Portada » SEAMOS CÍVICOS

Cuatro paredes y un techo. No creo que haya en España algo que asuste más a la población general de nuestro país. Las miramos con recelo, sabemos que tenemos que quererlas e incluso agradecerles que nos resguarden de las inclemencias del tiempo y de las miradas ajenas, es donde desarrollamos gran parte de nuestra vida, donde se crean tantos recuerdos… Y son a la vez la cárcel que se cierne sobre nosotros, algo que ya todos conocemos. Pero no por más conocido, deja de ser malo. Podemos decir que la culpa de este confinamiento anunciado es del virus, cierto. Podemos decir que es culpa de los políticos, aún más cierto. Pero… también podríamos echarnos a nosotros mismos un poquito de culpa, pluscuampercierto.

Llevo en la ciudad de Granada desde hace seis años estudiando, ahora a la vez que teletrabajo. En ese tiempo he salido y he visto casi de todo… Pero nunca nada que me helara tanto la sangre como lo que veo cada vez que salgo a hacer la compra. De camino al supermercado me topo con muchos bares (básicamente hay uno en cada esquina), y veo siempre la misma imagen, ni una silla libre, reuniones en exteriores, sí, pero también en interiores, de amigos riendo y contándose muchas cosas.  Y esto… debería ser lo normal, esa es la esencia de Granada, pero ahora mismo… creo que es de poco civismo.

Desde que se instauró la “restricción de movilidad nocturna” (vamos, el toque de queda), no paran de salir en las noticias imágenes de locales nocturnos intervenidos por la policía en todo el país. En otros sitios las protestas no han sido tan ociosas, bueno, salvo por el saqueo indiscriminado de tiendas, lo que tiene muy poco que ver con las protestas en sí.

También se muestran en los medios casos reales de personas de todas las edades que están pasando por esta enfermedad. Pero no, nadie escarmienta por cabeza ajena, y hasta que no ves a alguien cercano pasarlo mal, no te conciencias.

Entonces, partiendo de la base tenemos a un segmento de la población muy poco concienciado con el problema que nos azota. ¿Es exclusivamente culpa suya? En absoluto. La tan ansiada descentralización nos está volviendo un poco locos en mi opinión. En Andalucía mismo tenemos el mencionado toque de queda, una medida a nivel nacional, pero modulable por las Comunidades. Por otro lado, tenemos la restricción de movilidad autonómica y, por último, solo en algunas provincias tenemos confinamiento local. No son pocas las veces que he tenido que leer tres o más disposiciones locales, autonómicas y estatales para saber lo que se puede o no hacer. ¿Parece un desbarajuste difícil de tragar? Es que lo es. No abogo por el “o todos moros o todos cristianos” porque cada lugar tiene sus propias características, pero sin duda unas reglas comunes a todo el territorio nacional ayudarían a entender mejor la situación. Ojo, reglas claras, concisas y concretas. Y de eficaz ejecución, también.

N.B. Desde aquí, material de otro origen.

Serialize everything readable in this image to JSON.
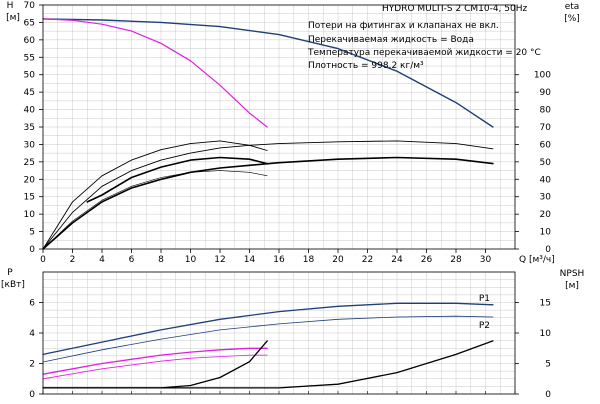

Volviendo al tema de las cuatro paredes, en toda Europa ya se están realizando confinamientos domiciliarios. Macron, en Francia, defiende que esta medida es absolutamente necesaria, y que de aplicarla durante un mes ahora, se salvará la situación hasta bien entrada la primavera e incluso llegado el verano. Medidas similares se implantan en Reino Unido, Italia, Alemania… Mientras, aquí seguimos como pollos sin cabeza, un día se dice que va a haber un confinamiento prolongado en el tiempo, luego ya se verá, después que decida cada uno en su casa… Y cada uno en su casa intenta que a ellos tampoco se le echen al cuello, haciendo lo mínimo posible y dando pasitos de hormiga. Mientras, seguimos desperdiciando el enorme esfuerzo hecho por una gran mayoría de los españoles a partir del mes de marzo.

En fin, este ejercicio de escritura para prácticamente lo único que sirve es para desahogarse despotricando, supongo. El final de todo esto no se encuentra en las personas ni en los gobiernos, si no que está en manos de unas cuantas compañías que llevan tiempo pensando en cómo lucrarse con esta situación, solo esperemos que las vacunas que saquen sean lo suficientemente seguras. Eso sí, lo que tú y yo sí que tenemos en nuestras manos es nuestro nivel de exposición y por tanto el de quienes nos rodean. Seamos responsables, todo esto pasará, pero mientras tanto, seamos cívicos.